Example 1. A sample was prepared comprising an iron ore concentrate containing 65% Fe mixed with 15% carbon black as the reducing agent, 1% lime as the fluxing agent, and 5% pulverized coal as an auxiliary fuel. The mixture was charged into a fireclay crucible and inserted into a microwave processing system MCR 200, which was manufactured by Wavemat, Inc. This unit includes a 2.45 Ghz microwave generator with 300 to 3,000 watts of power. This microwave system can be operated with a tunable, single mode or controlled multi-mode microwave cavity. The cavity can be evacuated or continuously purged with an inert gas or a reducing gas. The sample was heated to 1200 C in ten minutes using a single mode with 1 kw power. The temperature was measured using a pyrometer on the outer surface of the crucible. The crucible inside temperature was not measured but it is believed to have been higher than 1200 C. The pulverized coal burned and flame appeared during the heating. The sample temperature was maintained at about 1200 C for two minutes and then the power was shut off. The examination of this sample after is cooled to room temperature showed that metal and slag formed. The metal accumulated at the bottom and the slag at the top of the crucible. Chemical composition analyses shows that the metal contained 1.53% Si, 97.72% Fe, 0., 42% Al, 0.13% S, and 0.2% C and the slag contained 53.58% SiO2, 15.48%, FeO, 0,48% CaO, 1.56% MgO, 15.40% A1203, 0.53% K2O, 0.39% MnO, and 12.59% TiO2.

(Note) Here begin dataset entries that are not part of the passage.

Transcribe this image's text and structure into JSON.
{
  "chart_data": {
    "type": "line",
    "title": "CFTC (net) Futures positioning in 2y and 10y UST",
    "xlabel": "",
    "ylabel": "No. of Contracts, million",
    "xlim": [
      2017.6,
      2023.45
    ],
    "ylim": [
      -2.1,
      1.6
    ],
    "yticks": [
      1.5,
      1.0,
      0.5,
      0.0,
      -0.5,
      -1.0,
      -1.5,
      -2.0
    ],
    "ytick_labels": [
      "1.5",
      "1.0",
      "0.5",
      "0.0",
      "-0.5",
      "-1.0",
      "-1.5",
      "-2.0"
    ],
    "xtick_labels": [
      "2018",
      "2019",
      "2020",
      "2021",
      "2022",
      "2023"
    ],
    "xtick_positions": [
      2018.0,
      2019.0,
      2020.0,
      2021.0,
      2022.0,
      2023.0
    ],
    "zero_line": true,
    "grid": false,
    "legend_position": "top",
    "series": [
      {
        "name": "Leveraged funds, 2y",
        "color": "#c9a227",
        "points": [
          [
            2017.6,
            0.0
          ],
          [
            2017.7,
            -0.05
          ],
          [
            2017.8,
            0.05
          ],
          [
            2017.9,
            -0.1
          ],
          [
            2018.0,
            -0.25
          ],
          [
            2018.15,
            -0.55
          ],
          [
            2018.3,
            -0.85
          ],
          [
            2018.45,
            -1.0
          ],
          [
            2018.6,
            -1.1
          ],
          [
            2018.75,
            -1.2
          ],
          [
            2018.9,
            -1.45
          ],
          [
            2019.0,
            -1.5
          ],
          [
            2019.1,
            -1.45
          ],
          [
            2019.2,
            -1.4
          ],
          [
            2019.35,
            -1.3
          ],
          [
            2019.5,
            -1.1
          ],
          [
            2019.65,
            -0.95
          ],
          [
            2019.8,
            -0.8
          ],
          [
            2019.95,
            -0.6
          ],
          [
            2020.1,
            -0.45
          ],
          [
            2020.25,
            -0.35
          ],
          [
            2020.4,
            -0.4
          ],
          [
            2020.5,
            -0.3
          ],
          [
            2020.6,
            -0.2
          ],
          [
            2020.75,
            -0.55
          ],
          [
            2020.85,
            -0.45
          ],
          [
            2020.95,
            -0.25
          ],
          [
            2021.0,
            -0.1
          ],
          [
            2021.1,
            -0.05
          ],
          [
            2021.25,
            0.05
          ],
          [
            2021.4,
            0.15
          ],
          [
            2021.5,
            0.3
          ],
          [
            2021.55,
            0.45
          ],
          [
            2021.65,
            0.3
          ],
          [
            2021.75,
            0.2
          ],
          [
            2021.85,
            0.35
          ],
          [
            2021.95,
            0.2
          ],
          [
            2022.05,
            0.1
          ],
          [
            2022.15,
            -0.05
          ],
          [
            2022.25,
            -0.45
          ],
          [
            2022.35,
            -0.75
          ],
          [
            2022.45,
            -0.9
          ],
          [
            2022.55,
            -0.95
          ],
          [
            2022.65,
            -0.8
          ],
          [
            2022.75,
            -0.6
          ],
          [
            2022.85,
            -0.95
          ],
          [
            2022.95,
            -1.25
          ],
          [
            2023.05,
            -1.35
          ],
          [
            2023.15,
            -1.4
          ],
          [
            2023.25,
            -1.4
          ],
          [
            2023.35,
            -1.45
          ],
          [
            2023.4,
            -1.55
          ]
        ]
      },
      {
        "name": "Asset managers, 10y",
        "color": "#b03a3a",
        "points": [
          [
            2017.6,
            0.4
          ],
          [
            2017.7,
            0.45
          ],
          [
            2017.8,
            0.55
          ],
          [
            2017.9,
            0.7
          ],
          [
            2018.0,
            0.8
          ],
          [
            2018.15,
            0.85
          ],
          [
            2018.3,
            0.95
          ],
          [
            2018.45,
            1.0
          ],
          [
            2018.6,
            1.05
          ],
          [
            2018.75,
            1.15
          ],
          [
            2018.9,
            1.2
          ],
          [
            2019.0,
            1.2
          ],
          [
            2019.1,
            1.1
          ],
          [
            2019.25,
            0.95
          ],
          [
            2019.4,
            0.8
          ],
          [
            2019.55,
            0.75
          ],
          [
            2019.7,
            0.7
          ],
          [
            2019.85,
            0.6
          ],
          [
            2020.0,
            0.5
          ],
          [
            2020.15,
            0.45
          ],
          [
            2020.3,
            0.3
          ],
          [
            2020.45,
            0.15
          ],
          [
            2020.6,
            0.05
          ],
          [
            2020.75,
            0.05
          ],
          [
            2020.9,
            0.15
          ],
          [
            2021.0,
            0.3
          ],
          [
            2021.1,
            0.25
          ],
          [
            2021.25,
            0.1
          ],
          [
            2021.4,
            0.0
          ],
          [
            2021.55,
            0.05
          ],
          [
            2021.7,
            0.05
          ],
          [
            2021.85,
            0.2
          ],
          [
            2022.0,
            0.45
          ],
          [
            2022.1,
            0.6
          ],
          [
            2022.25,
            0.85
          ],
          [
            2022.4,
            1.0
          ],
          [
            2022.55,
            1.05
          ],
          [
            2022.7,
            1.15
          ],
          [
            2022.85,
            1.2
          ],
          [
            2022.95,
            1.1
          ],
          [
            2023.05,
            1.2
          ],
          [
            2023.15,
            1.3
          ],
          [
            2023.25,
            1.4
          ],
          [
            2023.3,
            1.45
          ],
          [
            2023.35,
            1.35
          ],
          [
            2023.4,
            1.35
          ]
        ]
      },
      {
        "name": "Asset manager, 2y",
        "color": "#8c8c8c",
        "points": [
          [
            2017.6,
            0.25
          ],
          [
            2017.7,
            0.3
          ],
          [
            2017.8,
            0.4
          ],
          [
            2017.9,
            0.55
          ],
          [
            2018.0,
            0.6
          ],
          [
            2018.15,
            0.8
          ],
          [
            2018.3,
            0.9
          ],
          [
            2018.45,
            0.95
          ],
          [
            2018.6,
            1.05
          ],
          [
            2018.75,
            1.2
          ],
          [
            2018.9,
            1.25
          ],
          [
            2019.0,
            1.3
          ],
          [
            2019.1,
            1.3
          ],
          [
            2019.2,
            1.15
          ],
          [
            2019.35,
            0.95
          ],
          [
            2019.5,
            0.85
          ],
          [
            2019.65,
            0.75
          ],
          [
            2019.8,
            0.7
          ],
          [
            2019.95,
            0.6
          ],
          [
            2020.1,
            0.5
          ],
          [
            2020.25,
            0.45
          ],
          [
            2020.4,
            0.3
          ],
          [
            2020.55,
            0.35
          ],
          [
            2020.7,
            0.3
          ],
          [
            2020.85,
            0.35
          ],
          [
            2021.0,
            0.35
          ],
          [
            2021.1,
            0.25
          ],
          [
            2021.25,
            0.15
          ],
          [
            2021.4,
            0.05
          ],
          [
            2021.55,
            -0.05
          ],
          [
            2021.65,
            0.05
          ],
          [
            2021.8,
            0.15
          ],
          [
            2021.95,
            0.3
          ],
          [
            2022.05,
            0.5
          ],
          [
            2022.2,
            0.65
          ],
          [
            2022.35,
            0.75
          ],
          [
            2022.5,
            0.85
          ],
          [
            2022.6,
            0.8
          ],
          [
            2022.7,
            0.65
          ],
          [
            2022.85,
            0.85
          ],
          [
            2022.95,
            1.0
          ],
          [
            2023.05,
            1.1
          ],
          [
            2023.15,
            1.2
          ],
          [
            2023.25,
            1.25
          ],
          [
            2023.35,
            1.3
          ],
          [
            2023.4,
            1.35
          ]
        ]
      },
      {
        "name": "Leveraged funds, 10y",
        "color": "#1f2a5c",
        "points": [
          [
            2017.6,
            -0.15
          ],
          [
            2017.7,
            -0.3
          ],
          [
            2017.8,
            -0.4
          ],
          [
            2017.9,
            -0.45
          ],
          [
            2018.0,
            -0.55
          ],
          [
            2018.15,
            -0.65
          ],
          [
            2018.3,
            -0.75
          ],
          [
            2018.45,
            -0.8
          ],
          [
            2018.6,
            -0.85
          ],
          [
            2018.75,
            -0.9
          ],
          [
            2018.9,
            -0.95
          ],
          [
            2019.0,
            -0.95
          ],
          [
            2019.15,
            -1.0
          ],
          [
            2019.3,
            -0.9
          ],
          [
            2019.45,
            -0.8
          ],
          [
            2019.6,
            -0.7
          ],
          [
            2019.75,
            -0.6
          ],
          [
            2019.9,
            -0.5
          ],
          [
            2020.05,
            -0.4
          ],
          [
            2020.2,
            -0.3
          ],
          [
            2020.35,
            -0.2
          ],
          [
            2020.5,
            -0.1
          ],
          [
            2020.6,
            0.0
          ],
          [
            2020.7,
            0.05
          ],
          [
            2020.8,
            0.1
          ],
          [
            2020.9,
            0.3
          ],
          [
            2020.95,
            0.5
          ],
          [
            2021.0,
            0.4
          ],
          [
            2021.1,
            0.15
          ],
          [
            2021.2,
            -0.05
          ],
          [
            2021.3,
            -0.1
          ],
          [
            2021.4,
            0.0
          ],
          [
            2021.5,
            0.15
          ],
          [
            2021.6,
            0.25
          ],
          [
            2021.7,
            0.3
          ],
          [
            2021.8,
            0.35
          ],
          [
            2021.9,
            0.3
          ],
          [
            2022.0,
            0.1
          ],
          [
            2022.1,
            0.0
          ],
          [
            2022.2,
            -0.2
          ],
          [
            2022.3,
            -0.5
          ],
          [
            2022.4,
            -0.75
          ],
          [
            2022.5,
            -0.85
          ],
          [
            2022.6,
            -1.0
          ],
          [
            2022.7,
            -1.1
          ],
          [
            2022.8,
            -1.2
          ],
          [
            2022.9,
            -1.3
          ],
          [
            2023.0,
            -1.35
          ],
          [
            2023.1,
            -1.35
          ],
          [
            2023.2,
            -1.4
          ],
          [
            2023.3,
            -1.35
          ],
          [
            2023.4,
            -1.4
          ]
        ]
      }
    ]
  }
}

Example 2. A sample was prepared comprising Cu2S powder mixed with a stoichiometric amount of carbon black, i. e., 7.5% as a reducing agent. The mixture was charged into a fireclay crucible covered with a fireclay disk and placed into the microwave processing system MCR 200. The microwave cavity was continuously purged with N2 and the exhaust port of the cavity was connected to a scrubber. The scrubber consisted of a glass flask with a side tube and a rubber stopper to seal its mouth. The flask was half filled with an alkaline 10% NaOH solution. A tube passed through the rubber stopper and one end of the tube was submerged in the alkaline solution. The other end of the tube was connected to the exhaust port of the microwave cavity with a hose. During heating, a lot of smoke came out of the sample and was introduced into the NaOH solution. The sample was heated to 1100 C in 5 minutes using a single mode. The temperature was measured using a pyrometer on the outer surface of the crucible. The temperature was maintained at about 1100 C for two minutes and the power was then turned off. It was found that copper accumulated the bottom and a slag formed on the top of the crucible. An analysis indicted that the scrubber solution contained sulphur.